Circulation and subscription revenues remained almost flat in spite of strong contribution from Dow Jones — which witnessed nearly 7% growth in the circulation revenues due to increase in digital paid subscriber and subscription price increases at The Wall Street Journal, and sturdy growth in its Risk & Compliance products. Rise in cover price also supported revenue growth. These were partly offset by lower print volume in Australia and the U.K. and adverse foreign currency fluctuations.
Digital revenues accounted for 31% of segment revenues compared with 29% in the year-ago period. Digital-only subscribers for The Wall Street Journal surged 19% to approximately 1.8 million.
The Subscription Video Services segment’s revenues came in at $539 million, up from $129 million, primarily on account of the addition of Foxtel. While adjusted revenues rose 4%, adjusted EBITDA sharply declined 88%. Pro-forma segment revenues, reflecting the effects of the combination of Foxtel and FOX SPORTS Australia, dropped 13%, owing to lower broadcast subscribers, alteration in subscriber package mix and adverse foreign currency fluctuations.
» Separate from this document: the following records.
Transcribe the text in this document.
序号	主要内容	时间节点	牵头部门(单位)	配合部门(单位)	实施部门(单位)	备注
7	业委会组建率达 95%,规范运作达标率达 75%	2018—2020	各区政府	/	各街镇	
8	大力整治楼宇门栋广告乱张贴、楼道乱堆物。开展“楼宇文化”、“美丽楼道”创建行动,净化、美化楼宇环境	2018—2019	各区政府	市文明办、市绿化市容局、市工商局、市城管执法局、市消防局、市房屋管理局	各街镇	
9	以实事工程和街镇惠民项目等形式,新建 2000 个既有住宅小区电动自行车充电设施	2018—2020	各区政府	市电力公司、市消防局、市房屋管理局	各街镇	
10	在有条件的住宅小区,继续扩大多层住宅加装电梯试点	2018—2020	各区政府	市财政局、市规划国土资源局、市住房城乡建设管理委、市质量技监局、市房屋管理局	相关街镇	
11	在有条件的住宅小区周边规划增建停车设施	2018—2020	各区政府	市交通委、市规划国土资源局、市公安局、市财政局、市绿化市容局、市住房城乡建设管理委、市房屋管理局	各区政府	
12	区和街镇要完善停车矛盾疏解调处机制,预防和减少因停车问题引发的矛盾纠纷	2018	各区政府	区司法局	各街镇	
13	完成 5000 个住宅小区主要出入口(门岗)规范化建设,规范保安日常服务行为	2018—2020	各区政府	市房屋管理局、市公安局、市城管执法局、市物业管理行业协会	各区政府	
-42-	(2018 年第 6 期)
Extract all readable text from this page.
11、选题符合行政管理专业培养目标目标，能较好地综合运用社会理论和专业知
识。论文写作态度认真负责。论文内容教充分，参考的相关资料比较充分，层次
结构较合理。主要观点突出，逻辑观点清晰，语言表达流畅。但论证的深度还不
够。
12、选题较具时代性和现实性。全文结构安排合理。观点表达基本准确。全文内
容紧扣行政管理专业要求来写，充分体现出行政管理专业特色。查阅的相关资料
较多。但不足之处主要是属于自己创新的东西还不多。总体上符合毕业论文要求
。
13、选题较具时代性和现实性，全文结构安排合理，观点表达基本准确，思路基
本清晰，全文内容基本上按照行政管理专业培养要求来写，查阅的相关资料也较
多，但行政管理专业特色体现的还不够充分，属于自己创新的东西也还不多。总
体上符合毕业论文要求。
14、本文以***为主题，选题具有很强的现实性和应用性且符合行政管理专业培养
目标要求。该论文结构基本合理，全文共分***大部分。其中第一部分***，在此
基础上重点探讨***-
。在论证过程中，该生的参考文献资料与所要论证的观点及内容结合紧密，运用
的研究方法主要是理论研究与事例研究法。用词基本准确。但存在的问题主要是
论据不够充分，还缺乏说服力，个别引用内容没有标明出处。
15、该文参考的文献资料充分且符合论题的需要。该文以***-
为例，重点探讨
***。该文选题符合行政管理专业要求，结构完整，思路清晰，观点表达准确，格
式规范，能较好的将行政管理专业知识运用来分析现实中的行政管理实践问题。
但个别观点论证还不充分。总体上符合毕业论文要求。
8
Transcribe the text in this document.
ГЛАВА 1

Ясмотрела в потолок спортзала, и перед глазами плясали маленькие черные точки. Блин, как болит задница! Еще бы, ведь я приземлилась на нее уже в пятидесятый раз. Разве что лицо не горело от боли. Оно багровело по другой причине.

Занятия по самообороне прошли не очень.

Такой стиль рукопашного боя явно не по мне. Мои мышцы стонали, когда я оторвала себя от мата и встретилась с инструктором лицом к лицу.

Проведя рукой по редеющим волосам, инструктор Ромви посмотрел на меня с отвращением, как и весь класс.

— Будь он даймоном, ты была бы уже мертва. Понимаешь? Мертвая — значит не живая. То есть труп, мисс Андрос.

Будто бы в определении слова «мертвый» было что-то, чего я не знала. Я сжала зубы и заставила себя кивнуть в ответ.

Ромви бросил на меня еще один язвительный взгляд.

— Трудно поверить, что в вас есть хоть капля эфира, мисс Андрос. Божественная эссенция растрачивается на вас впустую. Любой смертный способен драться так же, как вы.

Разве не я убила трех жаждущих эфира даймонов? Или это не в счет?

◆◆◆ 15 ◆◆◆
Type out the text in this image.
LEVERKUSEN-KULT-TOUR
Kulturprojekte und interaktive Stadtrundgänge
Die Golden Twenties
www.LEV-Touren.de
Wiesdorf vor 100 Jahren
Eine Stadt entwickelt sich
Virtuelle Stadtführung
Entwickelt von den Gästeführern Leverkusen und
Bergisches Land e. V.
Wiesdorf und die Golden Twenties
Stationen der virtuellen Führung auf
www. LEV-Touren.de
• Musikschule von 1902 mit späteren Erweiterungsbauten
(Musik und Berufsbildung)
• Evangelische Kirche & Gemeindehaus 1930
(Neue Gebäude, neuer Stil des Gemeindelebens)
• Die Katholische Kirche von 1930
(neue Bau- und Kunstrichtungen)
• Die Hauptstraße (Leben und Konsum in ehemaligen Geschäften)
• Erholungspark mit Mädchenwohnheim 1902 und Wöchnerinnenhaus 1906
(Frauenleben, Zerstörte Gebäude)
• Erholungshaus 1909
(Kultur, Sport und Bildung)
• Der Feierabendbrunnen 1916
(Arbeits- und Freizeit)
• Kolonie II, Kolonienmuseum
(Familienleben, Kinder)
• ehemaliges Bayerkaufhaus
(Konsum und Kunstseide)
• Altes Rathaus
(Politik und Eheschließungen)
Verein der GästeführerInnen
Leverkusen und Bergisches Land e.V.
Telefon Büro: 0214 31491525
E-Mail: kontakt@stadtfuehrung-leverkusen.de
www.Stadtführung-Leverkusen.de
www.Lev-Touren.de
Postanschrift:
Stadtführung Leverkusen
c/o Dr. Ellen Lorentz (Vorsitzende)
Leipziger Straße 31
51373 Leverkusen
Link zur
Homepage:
This was partly mitigated by improved revenues from Foxtel Now and Kayo Sports.
New Foxtel’s total closing subscribers reached roughly 2.896 million as of Mar 31, 2019, exhibiting an improvement from the last year on account of subscriber growth for Foxtel Now, the inclusion of commercial subscribers of FOX SPORTS Australia since the beginning of first-quarter fiscal 2019 and the launch of Kayo Sports. This was partly offset by fall in broadcast subscribers. Broadcast subscriber churn was 17.7% in the quarter under review compared with 15.3% in the prior year, mainly due to a price increase in October last year. Meanwhile, Broadcast ARPU fell 1%.
The Book Publishing segment reported revenues of $421 million, up 6% from the prior-year period. Growth was backed by strong sales in Christian publishing and solid contribution from HarperCollins’ U.K. business. However, adoption of the new revenue recognition standard hurt the segment revenue to an extent. Digital sales, which constituted 21% of Consumer revenues, increased 5% from the prior-year quarter, due to increase in downloadable audiobook sales. The segment’s adjusted revenues improved 8%, while adjusted EBITDA increased 29%.
Revenues at the Digital Real Estate Services segment fell 3% year over year to $272 million. Revenues fell 4% to $151 million at REA Group but increased 5% to $121 million at Move. Adverse foreign currency fluctuations also hurt the segment’s revenues. Further, the segment’s adjusted revenues were up 3%, while adjusted EBITDA grew 9%.
Other Financial Aspects
News Corp ended the quarter with cash and cash equivalents of $1,648 million, borrowings of $868 million and shareholders’ equity of $9,289 million, excluding non-controlling interest of $1,169 million. Capital expenditures of $417 million were incurred in the first nine months of fiscal 2019, while the company generated free cash flow of $149 million.
Shares of this Zacks Rank #3 (Hold) company have fallen about 17% in the past six months compared with the industry’s decline of roughly 6%. The company remains vulnerable to foreign currency headwinds and soft print advertising demand. Softness in the print advertising market and fall in home delivered revenues, which include free-standing insert products, at News America Marketing, negatively impacted advertising revenue at News and Information Services during the third quarter of fiscal 2019. Nevertheless, the company is concentrating on cost cutting, expanding digital offerings with greater emphasis on real estate services to mitigate the impact of the same.